The counterpart of abelian groups in this framework is a notion of grove arising naturally from Euclid's first two postulates. We show that sets and groves are algebraic in each other, giving a rare example of a structure as algebraically primitive as sets themselves.

This system differs from Hilbert's second-order and Tarski's first-order axiomatizations of geometry in four principal ways: it matches Euclid's original postulates more closely; its model theory at least for the rationals follows Szmielew in being more algebraic than Tarski's; each variant of the theory determines its underlying field up to isomorphism; and it limits itself to Euler's affine fragment of Euclidean geometry extended to the complex numbers.

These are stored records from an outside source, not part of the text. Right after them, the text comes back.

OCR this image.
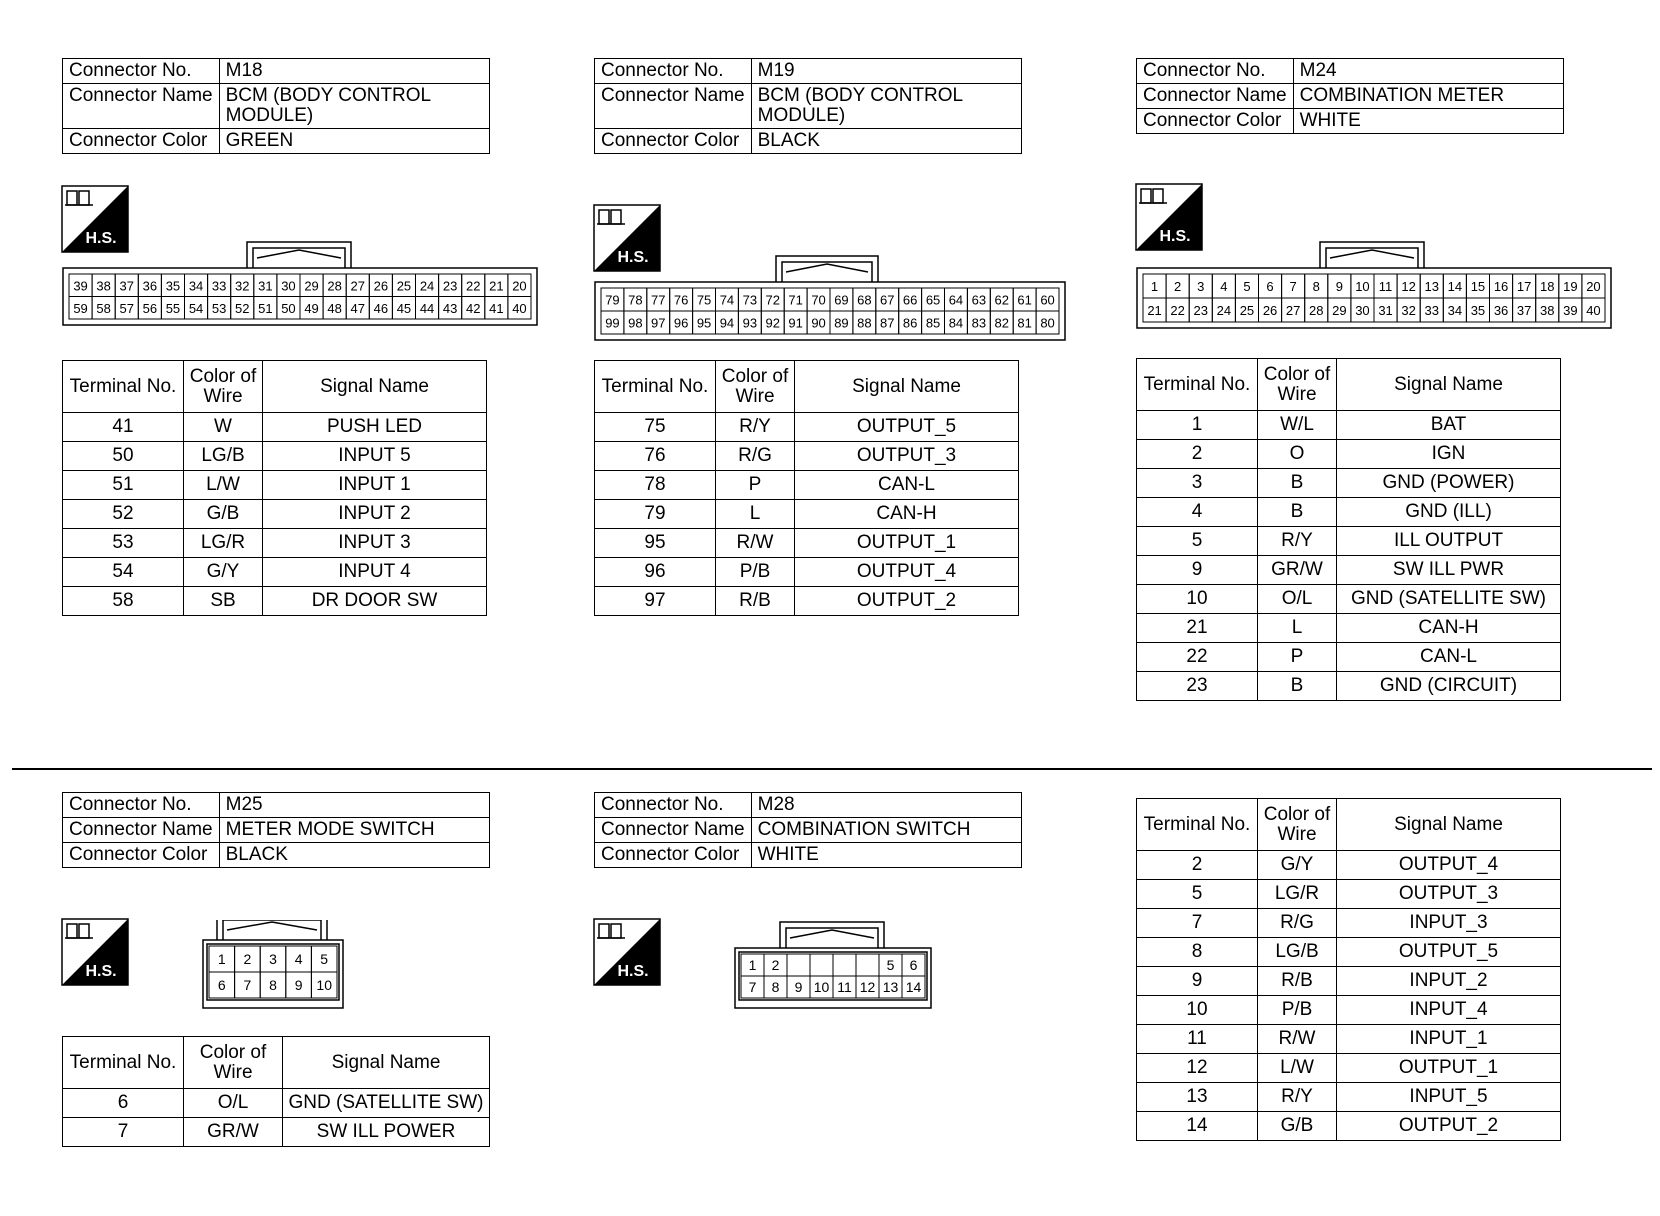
Connector No.	M18
Connector Name	BCM (BODY CONTROL MODULE)
Connector Color	GREEN
H.S.
39 38 37 36 35 34 33 32 31 30 29 28 27 26 25 24 23 22 21 20
59 58 57 56 55 54 53 52 51 50 49 48 47 46 45 44 43 42 41 40
Terminal No.	Color of Wire	Signal Name
41	W	PUSH LED
50	LG/B	INPUT 5
51	L/W	INPUT 1
52	G/B	INPUT 2
53	LG/R	INPUT 3
54	G/Y	INPUT 4
58	SB	DR DOOR SW
Connector No.	M19
Connector Name	BCM (BODY CONTROL MODULE)
Connector Color	BLACK
H.S.
79 78 77 76 75 74 73 72 71 70 69 68 67 66 65 64 63 62 61 60
99 98 97 96 95 94 93 92 91 90 89 88 87 86 85 84 83 82 81 80
Terminal No.	Color of Wire	Signal Name
75	R/Y	OUTPUT_5
76	R/G	OUTPUT_3
78	P	CAN-L
79	L	CAN-H
95	R/W	OUTPUT_1
96	P/B	OUTPUT_4
97	R/B	OUTPUT_2
Connector No.	M24
Connector Name	COMBINATION METER
Connector Color	WHITE
H.S.
1 2 3 4 5 6 7 8 9 10 11 12 13 14 15 16 17 18 19 20
21 22 23 24 25 26 27 28 29 30 31 32 33 34 35 36 37 38 39 40
Terminal No.	Color of Wire	Signal Name
1	W/L	BAT
2	O	IGN
3	B	GND (POWER)
4	B	GND (ILL)
5	R/Y	ILL OUTPUT
9	GR/W	SW ILL PWR
10	O/L	GND (SATELLITE SW)
21	L	CAN-H
22	P	CAN-L
23	B	GND (CIRCUIT)
Connector No.	M25
Connector Name	METER MODE SWITCH
Connector Color	BLACK
H.S.
1 2 3 4 5
6 7 8 9 10
Terminal No.	Color of Wire	Signal Name
6	O/L	GND (SATELLITE SW)
7	GR/W	SW ILL POWER
Connector No.	M28
Connector Name	COMBINATION SWITCH
Connector Color	WHITE
H.S.	1 2	5 6
7 8 9 10 11 12 13 14
Terminal No.	Color of Wire	Signal Name
2	G/Y	OUTPUT_4
5	LG/R	OUTPUT_3
7	R/G	INPUT_3
8	LG/B	OUTPUT_5
9	R/B	INPUT_2
10	P/B	INPUT_4
11	R/W	INPUT_1
12	L/W	OUTPUT_1
13	R/Y	INPUT_5
14	G/B	OUTPUT_2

Solomon Feferman (Stanford)
And So On…: Reasoning with Infinite Diagrams

Most theorems in mathematics state a fact about infinitely many objects of a certain kind, e.g. all triangles. But the diagram used in a proof only represents one such object, and it is an issue whether the particular representation taken is typical, i.e. does not have features which are not shared by all the objects under consideration. This is a frequent concern when dealing with proofs of geometric theorems that rely to a significant extent on diagrams. In this talk I'll bring attention to a different kind of diagram that is ubiquitous in modern mathematics, in which there is a single infinite configuration under consideration, and what is exhibited in the diagram is a typical finite part of that configuration, with the balance indicated by the use of dots (…) in some way. The consideration of such infinite diagrams is interesting because they enlarge the question of what makes a diagram typical. Moreover, I shall argue that there are certain proofs in modern mathematics where the use of such infinite diagrams is essential, i.e. it is not possible to even follow the proof without consulting the diagram at practically every step of the way. In fact, there are certain theorems that can't even be understood without reference to such a diagram.

Jesse Alama (Stanford)
Avigad, Dean and Mumma's “A formal system for Euclid's Elements

This presentation will be a review of a recent paper, "A formal system for Euclid's Elements", by J. Avigad, E. Dean, and J. Mumma. It is available electronically at

http://arxiv.org/abs/0810.4315 .
The authors give a formal system for faithfully expressing the Euclid's proofs in Elements, books 1–4 (on plane geometry), especially Euclid's diagram-based reasoning. The work advances the claim that Euclid's arguments are more rigorous than modern critics suggest. I shall review some key features of the formal system: its language, axioms and rules; the notion of a “direct consequence” (which is intended to capture what intuitively can be “read off” a diagram); ways in which the formalism adheres to and diverges from Euclid; completeness; and implementation.

Eric Pacuit (Stanford)
The Barcan Formula and Completeness of First-Order Modal Logic

In this talk, we will survey some recent work on completeness of first-order modal logics. In particular we will look at the role that the Barcan formula(s) play in various completeness proofs. We will focus on non-normal systems (cf. “First-Order Classical Modal Logic” by Horacio Arlo-Costa and Eric Pacuit, Studia Logica 84(2), 2006) and general completeness theorems (cf. “A General Semantics for Quantified Modal Logic” by Robert Goldblatt and Edwin Mares, Advances in Modal Logic 6, 2006). Time permitting we will also look at alternative semantics for the first-order modal language.